Jilmar Augustinho Tatto nasceu em Corbélia (PR) no dia 25 de junho de 1965, filho de Jácomo Tatto e de Inês Fontana Tatto, pequenos agricultores.

Mudou-se para a cidade de São Paulo junto com a família no final da década de 1970. Formou-se em história na Faculdade de Filosofia, Ciências e Letras de Moema (SP) e logo em seguida começou a trabalhar como professor. Iniciou sua militância política com a participação nos movimentos populares na Zona Sul da cidade de São Paulo e nas Comunidades Eclesiais de Base (CEBs) da Igreja Católica. Em 1981 filiou-se ao Partido dos Trabalhadores (PT), e com apenas 30 anos de idade foi eleito presidente municipal do PT paulistano para o biênio 1995-1996.

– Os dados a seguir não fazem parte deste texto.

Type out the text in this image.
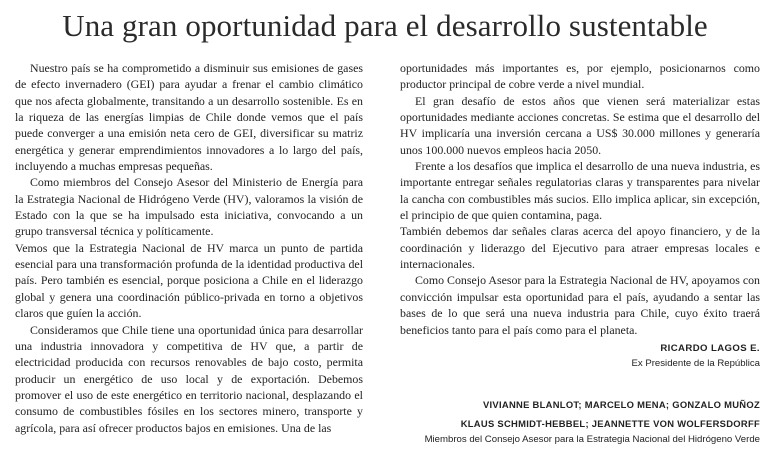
Una gran oportunidad para el desarrollo sustentable

Nuestro país se ha comprometido a disminuir sus emisiones de gases de efecto invernadero (GEI) para ayudar a frenar el cambio climático que nos afecta globalmente, transitando a un desarrollo sostenible. Es en la riqueza de las energías limpias de Chile donde vemos que el país puede converger a una emisión neta cero de GEI, diversificar su matriz energética y generar emprendimientos innovadores a lo largo del país, incluyendo a muchas empresas pequeñas.

Como miembros del Consejo Asesor del Ministerio de Energía para la Estrategia Nacional de Hidrógeno Verde (HV), valoramos la visión de Estado con la que se ha impulsado esta iniciativa, convocando a un grupo transversal técnica y políticamente.

Vemos que la Estrategia Nacional de HV marca un punto de partida esencial para una transformación profunda de la identidad productiva del país. Pero también es esencial, porque posiciona a Chile en el liderazgo global y genera una coordinación público-privada en torno a objetivos claros que guíen la acción.

Consideramos que Chile tiene una oportunidad única para desarrollar una industria innovadora y competitiva de HV que, a partir de electricidad producida con recursos renovables de bajo costo, permita producir un energético de uso local y de exportación. Debemos promover el uso de este energético en territorio nacional, desplazando el consumo de combustibles fósiles en los sectores minero, transporte y agrícola, para así ofrecer productos bajos en emisiones. Una de las

oportunidades más importantes es, por ejemplo, posicionarnos como productor principal de cobre verde a nivel mundial.

El gran desafío de estos años que vienen será materializar estas oportunidades mediante acciones concretas. Se estima que el desarrollo del HV implicaría una inversión cercana a US$ 30.000 millones y generaría unos 100.000 nuevos empleos hacia 2050.

Frente a los desafíos que implica el desarrollo de una nueva industria, es importante entregar señales regulatorias claras y transparentes para nivelar la cancha con combustibles más sucios. Ello implica aplicar, sin excepción, el principio de que quien contamina, paga.

También debemos dar señales claras acerca del apoyo financiero, y de la coordinación y liderazgo del Ejecutivo para atraer empresas locales e internacionales.

Como Consejo Asesor para la Estrategia Nacional de HV, apoyamos con convicción impulsar esta oportunidad para el país, ayudando a sentar las bases de lo que será una nueva industria para Chile, cuyo éxito traerá beneficios tanto para el país como para el planeta.

RICARDO LAGOS E.

Ex Presidente de la República

VIVIANNE BLANLOT; MARCELO MENA; GONZALO MUÑOZ

KLAUS SCHMIDT-HEBBEL; JEANNETTE VON WOLFERSDORFF

Miembros del Consejo Asesor para la Estrategia Nacional del Hidrógeno Verde
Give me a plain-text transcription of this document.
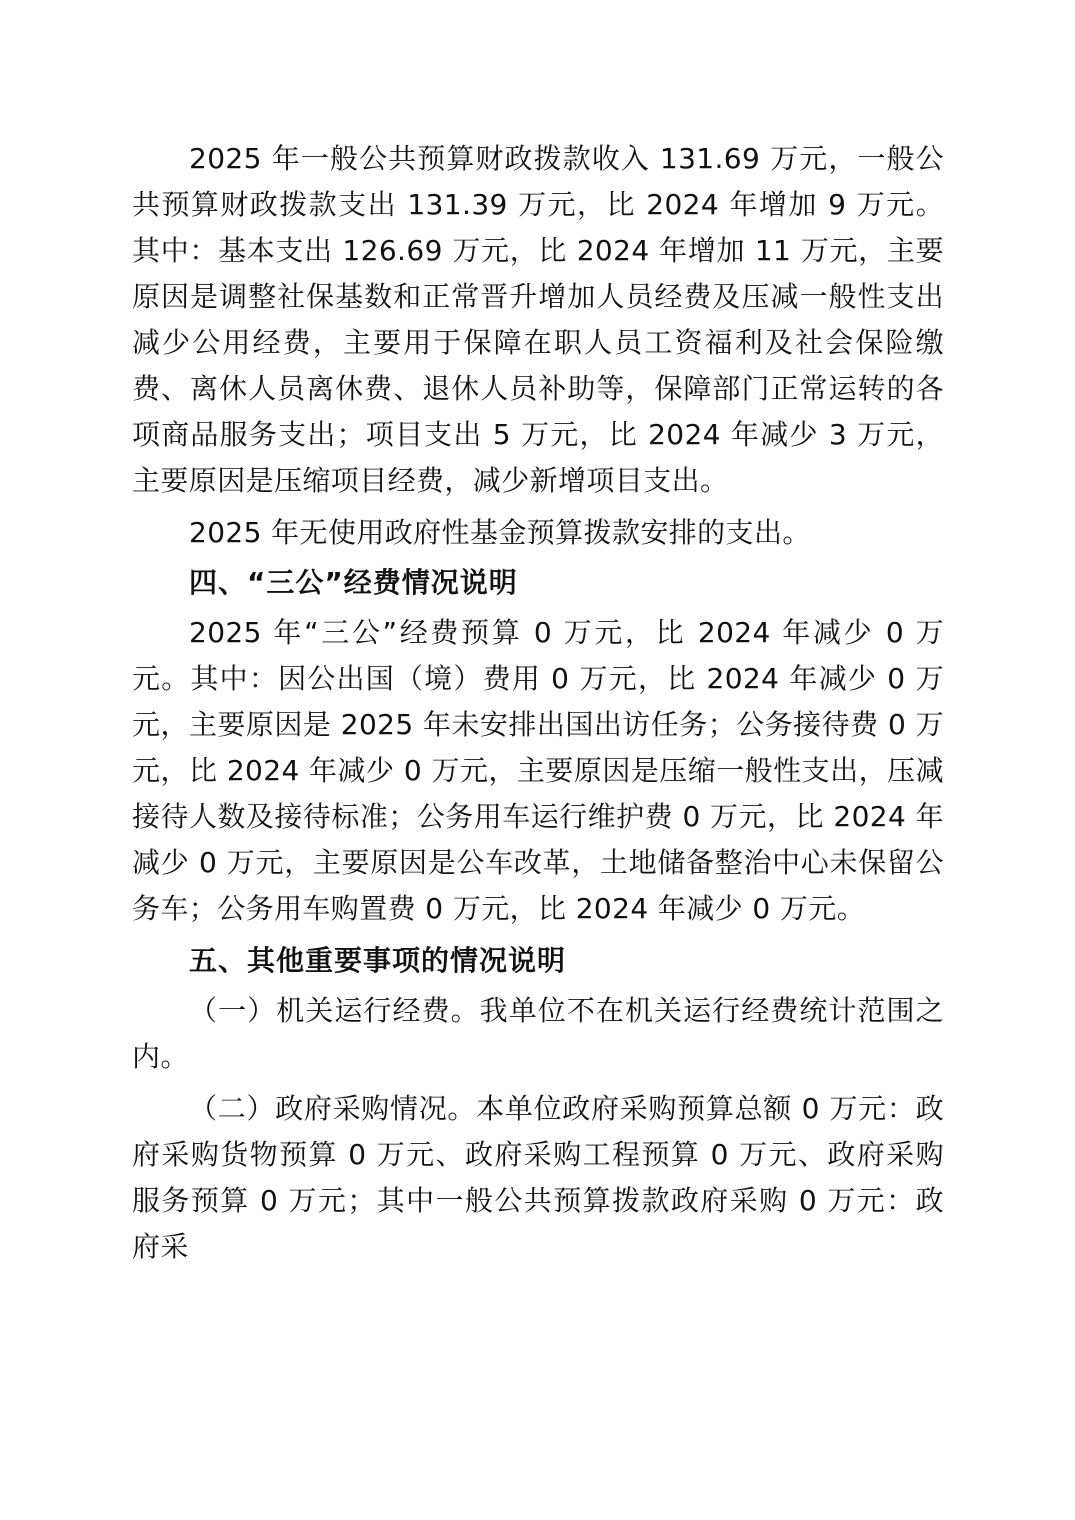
2025 年一般公共预算财政拨款收入 131.69 万元，一般公共预算财政拨款支出 131.39 万元，比 2024 年增加 9 万元。其中：基本支出 126.69 万元，比 2024 年增加 11 万元，主要原因是调整社保基数和正常晋升增加人员经费及压减一般性支出减少公用经费，主要用于保障在职人员工资福利及社会保险缴费、离休人员离休费、退休人员补助等，保障部门正常运转的各项商品服务支出；项目支出 5 万元，比 2024 年减少 3 万元，主要原因是压缩项目经费，减少新增项目支出。

2025 年无使用政府性基金预算拨款安排的支出。

四、“三公”经费情况说明

2025 年“三公”经费预算 0 万元，比 2024 年减少 0 万元。其中：因公出国（境）费用 0 万元，比 2024 年减少 0 万元，主要原因是 2025 年未安排出国出访任务；公务接待费 0 万元，比 2024 年减少 0 万元，主要原因是压缩一般性支出，压减接待人数及接待标准；公务用车运行维护费 0 万元，比 2024 年减少 0 万元，主要原因是公车改革，土地储备整治中心未保留公务车；公务用车购置费 0 万元，比 2024 年减少 0 万元。

五、其他重要事项的情况说明

（一）机关运行经费。我单位不在机关运行经费统计范围之内。

（二）政府采购情况。本单位政府采购预算总额 0 万元：政府采购货物预算 0 万元、政府采购工程预算 0 万元、政府采购服务预算 0 万元；其中一般公共预算拨款政府采购 0 万元：政府采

Nas eleições de 1998 foi eleito deputado estadual em São Paulo na legenda do PT. Em 2001 assumiu a Secretaria de Abastecimento da Prefeitura de São Paulo na gestão da prefeita Marta Suplicy, também do PT. Em 2002 assumiu a Secretaria de Implantação das Subprefeituras. Depois veio a assumir também as secretarias de Transportes e de Governo. Entre as várias iniciativas que coordenou incluiu-se a implementação do Bilhete Único no sistema de transporte coletivo feito por ônibus, com o qual o passageiro realizava viagens pagando somente o valor de uma passagem pelo período de duas horas.

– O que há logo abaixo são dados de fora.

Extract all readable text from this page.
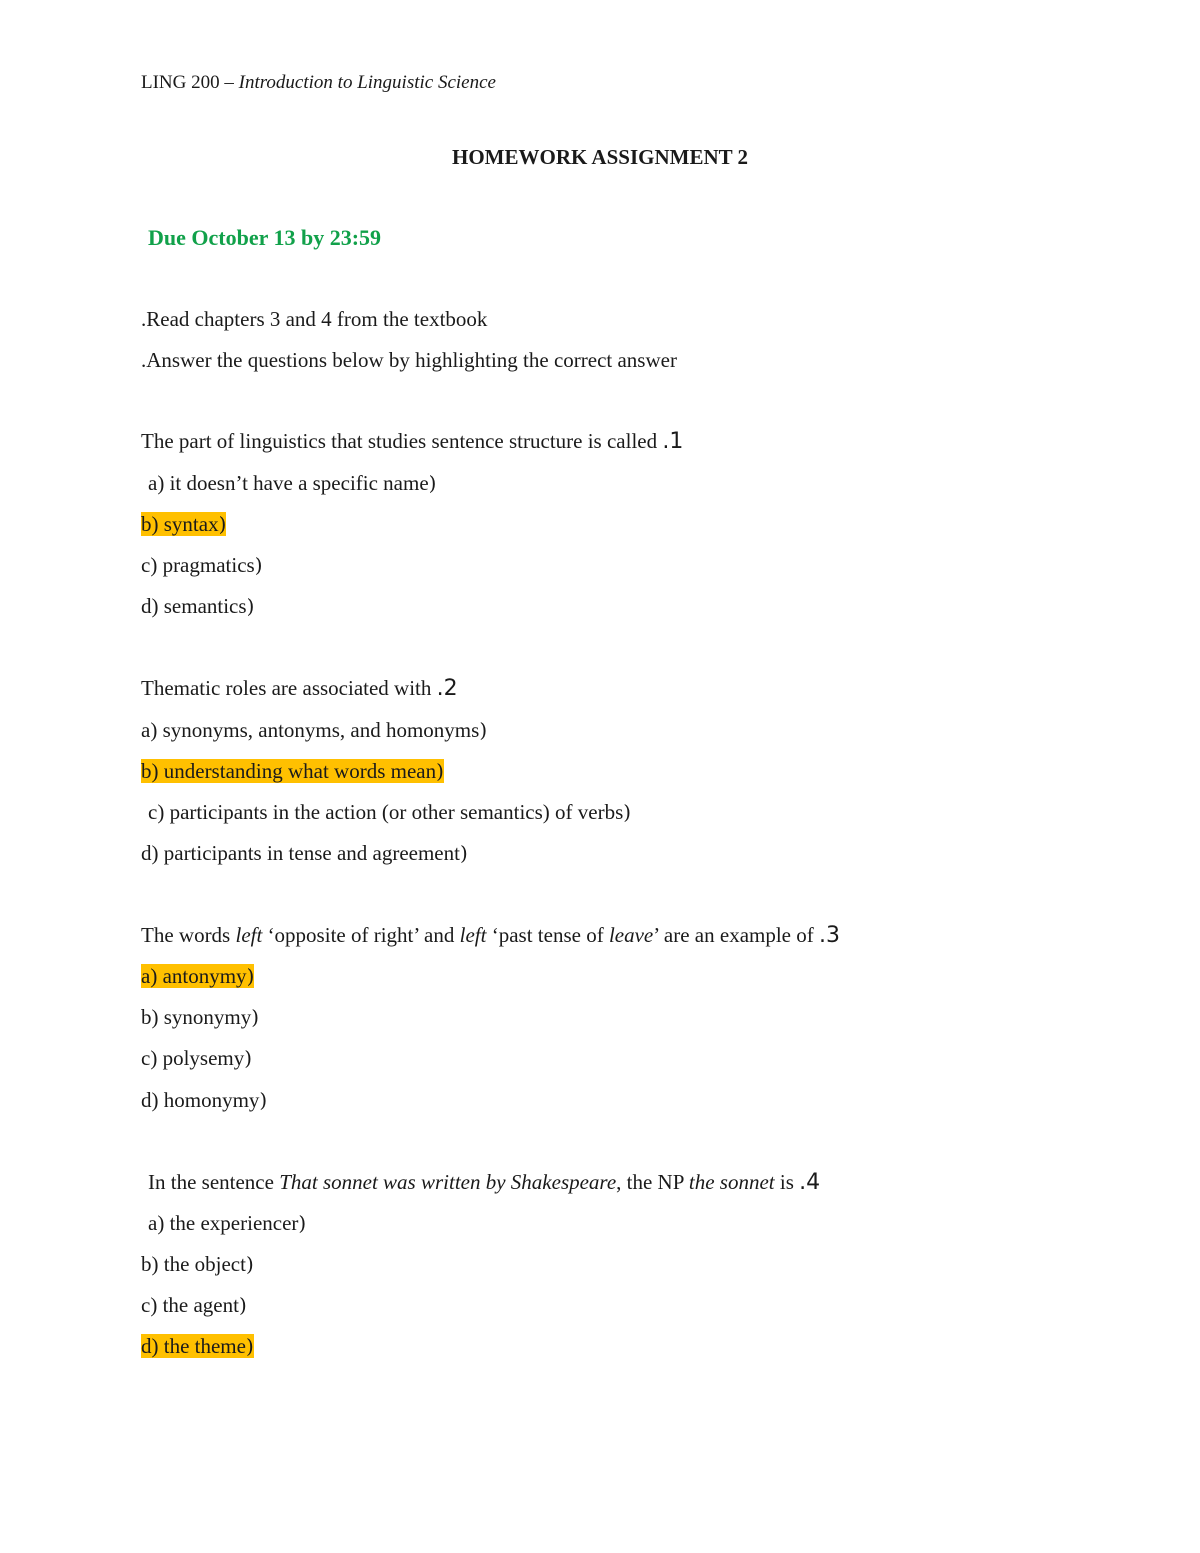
LING 200 – Introduction to Linguistic Science
HOMEWORK ASSIGNMENT 2
Due October 13 by 23:59
.Read chapters 3 and 4 from the textbook
.Answer the questions below by highlighting the correct answer
The part of linguistics that studies sentence structure is called .1
a) it doesn’t have a specific name)
b) syntax)
c) pragmatics)
d) semantics)
Thematic roles are associated with .2
a) synonyms, antonyms, and homonyms)
b) understanding what words mean)
c) participants in the action (or other semantics) of verbs)
d) participants in tense and agreement)
The words left ‘opposite of right’ and left ‘past tense of leave’ are an example of .3
a) antonymy)
b) synonymy)
c) polysemy)
d) homonymy)
In the sentence That sonnet was written by Shakespeare, the NP the sonnet is .4
a) the experiencer)
b) the object)
c) the agent)
d) the theme)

Nas eleições de 2006 foi eleito deputado federal por São Paulo na legenda do PT. Iniciada a legislatura em fevereiro de 2007, foi escolhido vice-líder do PT e presidente da Comissão de Desenvolvimento Econômico, Indústria e Comércio. Foi também membro titular da Comissão de Turismo e Desporto, da Comissão de Viação e Transportes, da comissão especial que analisou a Proposta de Emenda Constitucional (PEC) n. 336/09, sobre a recomposição das Câmaras Municipais, e da comissão especial que analisou o Projeto de Lei (PL) n. 694/95, sobre transporte coletivo urbano. Ainda em 2007 votou a favor da prorrogação da Contribuição Provisória sobre Movimentação Financeira (CPMF), projeto que foi rejeitado pelo Senado no final do ano, e participou do Processo de Eleição Direta (PED) do PT como candidato à presidência nacional do partido na chapa “Partido é Pra Lutar”. Passou para o segundo turno do pleito, mas foi derrotado por Ricardo Berzoini. Na composição da nova executiva nacional, no final do PED/2007, tornou-se terceiro vice-presidente do PT.

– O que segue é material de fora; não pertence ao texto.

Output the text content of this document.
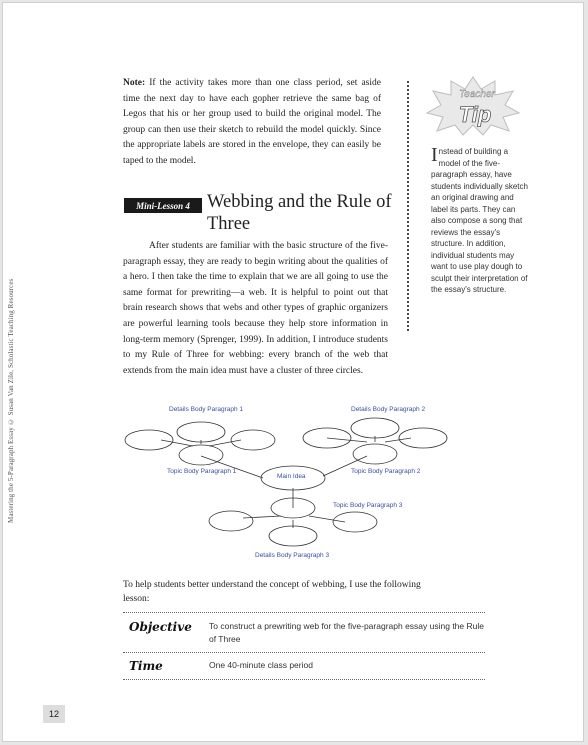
Mastering the 5-Paragraph Essay © Susan Van Zile, Scholastic Teaching Resources
Note: If the activity takes more than one class period, set aside time the next day to have each gopher retrieve the same bag of Legos that his or her group used to build the original model. The group can then use their sketch to rebuild the model quickly. Since the appropriate labels are stored in the envelope, they can easily be taped to the model.
Teacher
Tip
Instead of building a model of the five-paragraph essay, have students individually sketch an original drawing and label its parts. They can also compose a song that reviews the essay's structure. In addition, individual students may want to use play dough to sculpt their interpretation of the essay's structure.
Mini-Lesson 4 Webbing and the Rule of Three
After students are familiar with the basic structure of the five-paragraph essay, they are ready to begin writing about the qualities of a hero. I then take the time to explain that we are all going to use the same format for prewriting—a web. It is helpful to point out that brain research shows that webs and other types of graphic organizers are powerful learning tools because they help store information in long-term memory (Sprenger, 1999). In addition, I introduce students to my Rule of Three for webbing: every branch of the web that extends from the main idea must have a cluster of three circles.
Details Body Paragraph 1	Details Body Paragraph 2
Topic Body Paragraph 1	Topic Body Paragraph 2
Main Idea
Topic Body Paragraph 3
Details Body Paragraph 3
To help students better understand the concept of webbing, I use the following lesson:
Objective	To construct a prewriting web for the five-paragraph essay using the Rule of Three
Time	One 40-minute class period
12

Em junho de 2008 votou a favor da criação da Contribuição Social para a Saúde (CSS), que a oposição ao governo de Luís Inácio Lula da Silva definiu com uma tentativa de recriação da CPMF. Apesar de ter sido aprovado na Câmara, o projeto não recebeu a aprovação do Senado. Em 2009 foi indicado terceiro vice-presidente da comissão especial que analisou o PL n. 5.939/2009, que autorizava o Poder Executivo a criar a empresa pública denominada Empresa Brasileira de Administração de Petróleo e Gás Natural S.A. (Petro-Sal), para a exploração das reservas petrolíferas das camadas geológicas do pré-sal.

Foi sócio e diretor da empresa Asteca Consultoria.